If the promotional information all resides on the artists’ websites, all that is needed is a well designed central web presence to differentiate the members from others of their genre in a web search and help move it to the top of the search. Obviously, there shouldn’t be too many artists listed on the central site lest the visitor get overwhelmed by the choices.

Actually, heck with one site. If the cooperative is smart, they have a lot of specialty sites to appeal to different niches. The one for bars and clubs positions the members with one type of image. The one for colleges gives another. If there are 40-50 groups in a cooperative maybe an individual group appears with 15 others on one site that appeals to colleges, with a slightly different mix on one for small venues, on another for clubs and another for folk festivals.

Personal contact with presenters and other probable buyers is likely to always retain some importance. So perhaps the cooperative arranges for one or more of their telecommuters living near a city with a high frequency of tours to attend their performances as each group passes through so their agent can speak intelligently at conferences.

Depending on the design of the cooperatives, there could still be a lot of inequities in the representation. The groups which bring more money to the cooperative either directly or by the frequency of their performances might demand more prominent placement on websites or aggressive pushes at conferences. The larger groups may insist on agents in places their tours frequent more often leaving the others more weakly represented. They may run into a Catch-22–the small groups insist their agents book them in Raleigh so the agent can see them. Unfortunately, because the agent hasn’t seen them, she can’t speak with enough conviction to get the group a booking in Raleigh. (The solution being, if the closest the group gets to the agent is Atlanta, buy a plane ticket to Atlanta.) Over time, a group might move from one cooperative to another that better represents their philosophies.

Maybe these sort of arrangements won’t emerge but I feel pretty confident in saying that the continued development and use of technology is going to change the agent-artist dynamic over the next few years. I wouldn’t be surprised at all if the next five years brought a significant shift with agents either playing a much diminished role or being valuable for entirely different reasons than they are now.

About Joe Patti

I have been writing Butts in the Seats (BitS) on topics of arts and cultural administration since 2004 (yikes!). Given the ever evolving concerns facing the sector, I have yet to exhaust the available subject matter. In addition to BitS, I am a founding contributor to the ArtsHacker (artshacker.com) website where I focus on topics related to boards, law, governance, policy and practice.

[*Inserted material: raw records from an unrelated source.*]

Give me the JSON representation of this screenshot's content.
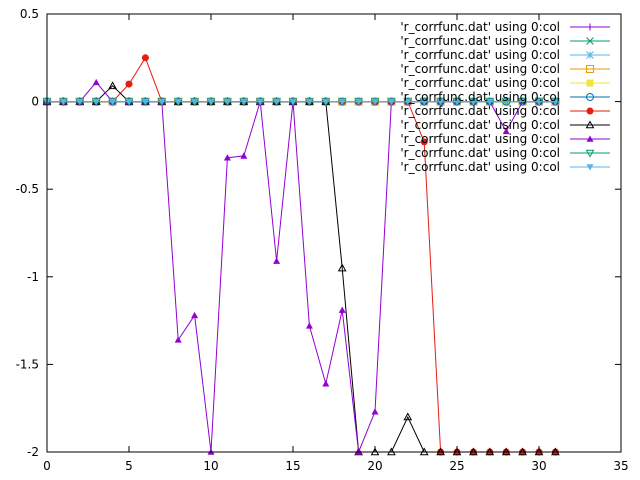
{
  "chart_data": {
    "type": "line",
    "title": "",
    "xlabel": "",
    "ylabel": "",
    "xlim": [
      0,
      35
    ],
    "ylim": [
      -2,
      0.5
    ],
    "xticks": [
      "0",
      "5",
      "10",
      "15",
      "20",
      "25",
      "30",
      "35"
    ],
    "yticks": [
      "0.5",
      "0",
      "-0.5",
      "-1",
      "-1.5",
      "-2"
    ],
    "legend_position": "top-right",
    "grid": false,
    "series": [
      {
        "name": "'r_corrfunc.dat' using 0:col",
        "color": "#9400d3",
        "marker": "plus",
        "x": [
          0,
          1,
          2,
          3,
          4,
          5,
          6,
          7,
          8,
          9,
          10,
          11,
          12,
          13,
          14,
          15,
          16,
          17,
          18,
          19,
          20,
          21,
          22,
          23,
          24,
          25,
          26,
          27,
          28,
          29,
          30,
          31
        ],
        "y": [
          0,
          0,
          0,
          0,
          0,
          0,
          0,
          0,
          0,
          0,
          0,
          0,
          0,
          0,
          0,
          0,
          0,
          0,
          0,
          0,
          0,
          0,
          0,
          0,
          0,
          0,
          0,
          0,
          0,
          0,
          0,
          0
        ]
      },
      {
        "name": "'r_corrfunc.dat' using 0:col",
        "color": "#009e73",
        "marker": "x",
        "x": [
          0,
          1,
          2,
          3,
          4,
          5,
          6,
          7,
          8,
          9,
          10,
          11,
          12,
          13,
          14,
          15,
          16,
          17,
          18,
          19,
          20,
          21,
          22,
          23,
          24,
          25,
          26,
          27,
          28,
          29,
          30,
          31
        ],
        "y": [
          0,
          0,
          0,
          0,
          0,
          0,
          0,
          0,
          0,
          0,
          0,
          0,
          0,
          0,
          0,
          0,
          0,
          0,
          0,
          0,
          0,
          0,
          0,
          0,
          0,
          0,
          0,
          0,
          0,
          0,
          0,
          0
        ]
      },
      {
        "name": "'r_corrfunc.dat' using 0:col",
        "color": "#56b4e9",
        "marker": "star",
        "x": [
          0,
          1,
          2,
          3,
          4,
          5,
          6,
          7,
          8,
          9,
          10,
          11,
          12,
          13,
          14,
          15,
          16,
          17,
          18,
          19,
          20,
          21,
          22,
          23,
          24,
          25,
          26,
          27,
          28,
          29,
          30,
          31
        ],
        "y": [
          0,
          0,
          0,
          0,
          0,
          0,
          0,
          0,
          0,
          0,
          0,
          0,
          0,
          0,
          0,
          0,
          0,
          0,
          0,
          0,
          0,
          0,
          0,
          0,
          0,
          0,
          0,
          0,
          0,
          0,
          0,
          0
        ]
      },
      {
        "name": "'r_corrfunc.dat' using 0:col",
        "color": "#e69f00",
        "marker": "box",
        "x": [
          0,
          1,
          2,
          3,
          4,
          5,
          6,
          7,
          8,
          9,
          10,
          11,
          12,
          13,
          14,
          15,
          16,
          17,
          18,
          19,
          20,
          21,
          22,
          23,
          24,
          25,
          26,
          27,
          28,
          29,
          30,
          31
        ],
        "y": [
          0,
          0,
          0,
          0,
          0,
          0,
          0,
          0,
          0,
          0,
          0,
          0,
          0,
          0,
          0,
          0,
          0,
          0,
          0,
          0,
          0,
          0,
          0,
          0,
          0,
          0,
          0,
          0,
          0,
          0,
          0,
          0
        ]
      },
      {
        "name": "'r_corrfunc.dat' using 0:col",
        "color": "#f0e442",
        "marker": "filledbox",
        "x": [
          0,
          1,
          2,
          3,
          4,
          5,
          6,
          7,
          8,
          9,
          10,
          11,
          12,
          13,
          14,
          15,
          16,
          17,
          18,
          19,
          20,
          21,
          22,
          23,
          24,
          25,
          26,
          27,
          28,
          29,
          30,
          31
        ],
        "y": [
          0,
          0,
          0,
          0,
          0,
          0,
          0,
          0,
          0,
          0,
          0,
          0,
          0,
          0,
          0,
          0,
          0,
          0,
          0,
          0,
          0,
          0,
          0,
          0,
          0,
          0,
          0,
          0,
          0,
          0,
          0,
          0
        ]
      },
      {
        "name": "'r_corrfunc.dat' using 0:col",
        "color": "#0072b2",
        "marker": "circle",
        "x": [
          0,
          1,
          2,
          3,
          4,
          5,
          6,
          7,
          8,
          9,
          10,
          11,
          12,
          13,
          14,
          15,
          16,
          17,
          18,
          19,
          20,
          21,
          22,
          23,
          24,
          25,
          26,
          27,
          28,
          29,
          30,
          31
        ],
        "y": [
          0,
          0,
          0,
          0,
          0,
          0,
          0,
          0,
          0,
          0,
          0,
          0,
          0,
          0,
          0,
          0,
          0,
          0,
          0,
          0,
          0,
          0,
          0,
          0,
          0,
          0,
          0,
          0,
          0,
          0,
          0,
          0
        ]
      },
      {
        "name": "'r_corrfunc.dat' using 0:col",
        "color": "#e51e10",
        "marker": "filledcircle",
        "x": [
          0,
          1,
          2,
          3,
          4,
          5,
          6,
          7,
          8,
          9,
          10,
          11,
          12,
          13,
          14,
          15,
          16,
          17,
          18,
          19,
          20,
          21,
          22,
          23,
          24,
          25,
          26,
          27,
          28,
          29,
          30,
          31
        ],
        "y": [
          0,
          0,
          0,
          0,
          0,
          0.1,
          0.25,
          0,
          0,
          0,
          0,
          0,
          0,
          0,
          0,
          0,
          0,
          0,
          0,
          0,
          0,
          0,
          0,
          -0.23,
          -2,
          -2,
          -2,
          -2,
          -2,
          -2,
          -2,
          -2
        ]
      },
      {
        "name": "'r_corrfunc.dat' using 0:col",
        "color": "#000000",
        "marker": "triangle",
        "x": [
          0,
          1,
          2,
          3,
          4,
          5,
          6,
          7,
          8,
          9,
          10,
          11,
          12,
          13,
          14,
          15,
          16,
          17,
          18,
          19,
          20,
          21,
          22,
          23,
          24,
          25,
          26,
          27,
          28,
          29,
          30,
          31
        ],
        "y": [
          0,
          0,
          0,
          0,
          0.09,
          0,
          0,
          0,
          0,
          0,
          0,
          0,
          0,
          0,
          0,
          0,
          0,
          0,
          -0.95,
          -2,
          -2,
          -2,
          -1.8,
          -2,
          -2,
          -2,
          -2,
          -2,
          -2,
          -2,
          -2,
          -2
        ]
      },
      {
        "name": "'r_corrfunc.dat' using 0:col",
        "color": "#9400d3",
        "marker": "filledtriangle",
        "x": [
          0,
          1,
          2,
          3,
          4,
          5,
          6,
          7,
          8,
          9,
          10,
          11,
          12,
          13,
          14,
          15,
          16,
          17,
          18,
          19,
          20,
          21,
          22,
          23,
          24,
          25,
          26,
          27,
          28,
          29,
          30,
          31
        ],
        "y": [
          0,
          0,
          0,
          0.11,
          0,
          0,
          0,
          0,
          -1.36,
          -1.22,
          -2,
          -0.32,
          -0.31,
          0,
          -0.91,
          0,
          -1.28,
          -1.61,
          -1.19,
          -2,
          -1.77,
          0,
          0,
          0,
          0,
          0,
          0,
          0,
          -0.17,
          0,
          0,
          0
        ]
      },
      {
        "name": "'r_corrfunc.dat' using 0:col",
        "color": "#009e73",
        "marker": "invtriangle",
        "x": [
          0,
          1,
          2,
          3,
          4,
          5,
          6,
          7,
          8,
          9,
          10,
          11,
          12,
          13,
          14,
          15,
          16,
          17,
          18,
          19,
          20,
          21,
          22,
          23,
          24,
          25,
          26,
          27,
          28,
          29,
          30,
          31
        ],
        "y": [
          0,
          0,
          0,
          0,
          0,
          0,
          0,
          0,
          0,
          0,
          0,
          0,
          0,
          0,
          0,
          0,
          0,
          0,
          0,
          0,
          0,
          0,
          0,
          0,
          0,
          0,
          0,
          0,
          0,
          0,
          0,
          0
        ]
      },
      {
        "name": "'r_corrfunc.dat' using 0:col",
        "color": "#56b4e9",
        "marker": "filledinvtriangle",
        "x": [
          0,
          1,
          2,
          3,
          4,
          5,
          6,
          7,
          8,
          9,
          10,
          11,
          12,
          13,
          14,
          15,
          16,
          17,
          18,
          19,
          20,
          21,
          22,
          23,
          24,
          25,
          26,
          27,
          28,
          29,
          30,
          31
        ],
        "y": [
          0,
          0,
          0,
          0,
          0,
          0,
          0,
          0,
          0,
          0,
          0,
          0,
          0,
          0,
          0,
          0,
          0,
          0,
          0,
          0,
          0,
          0,
          0,
          0,
          0,
          0,
          0,
          0,
          0,
          0,
          0,
          0
        ]
      }
    ]
  }
}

I am also an evangelist for the effort to Build Public Will For Arts and Culture being helmed by Arts Midwest and the Metropolitan Group. (http://www.creatingconnection.org/about/)

My most recent role was as Executive Director of the Grand Opera House in Macon, GA.

Among the things I am most proud are having produced an opera in the Hawaiian language and a dance drama about Hawaii's snow goddess Poli'ahu while working as a Theater Manager in Hawaii. Though there are many more highlights than there is space here to list.


1 thought on “When Your Agent Truly Works For You”

  1. You’re so right about the agents or “middle men” of any type losing power. Perfect example . . . I just did an interview with someone for a paper. Frankly, I was the second choice, but the reporter got to me right away through my online presence, as opposed to the first choice. Last I heard, the reporter was still waiting for a call back from the Press Agent to even pitch the story to the first choice. And the reporter’s deadline has now passed. Access and availability in this ever quickening world is more important than ever.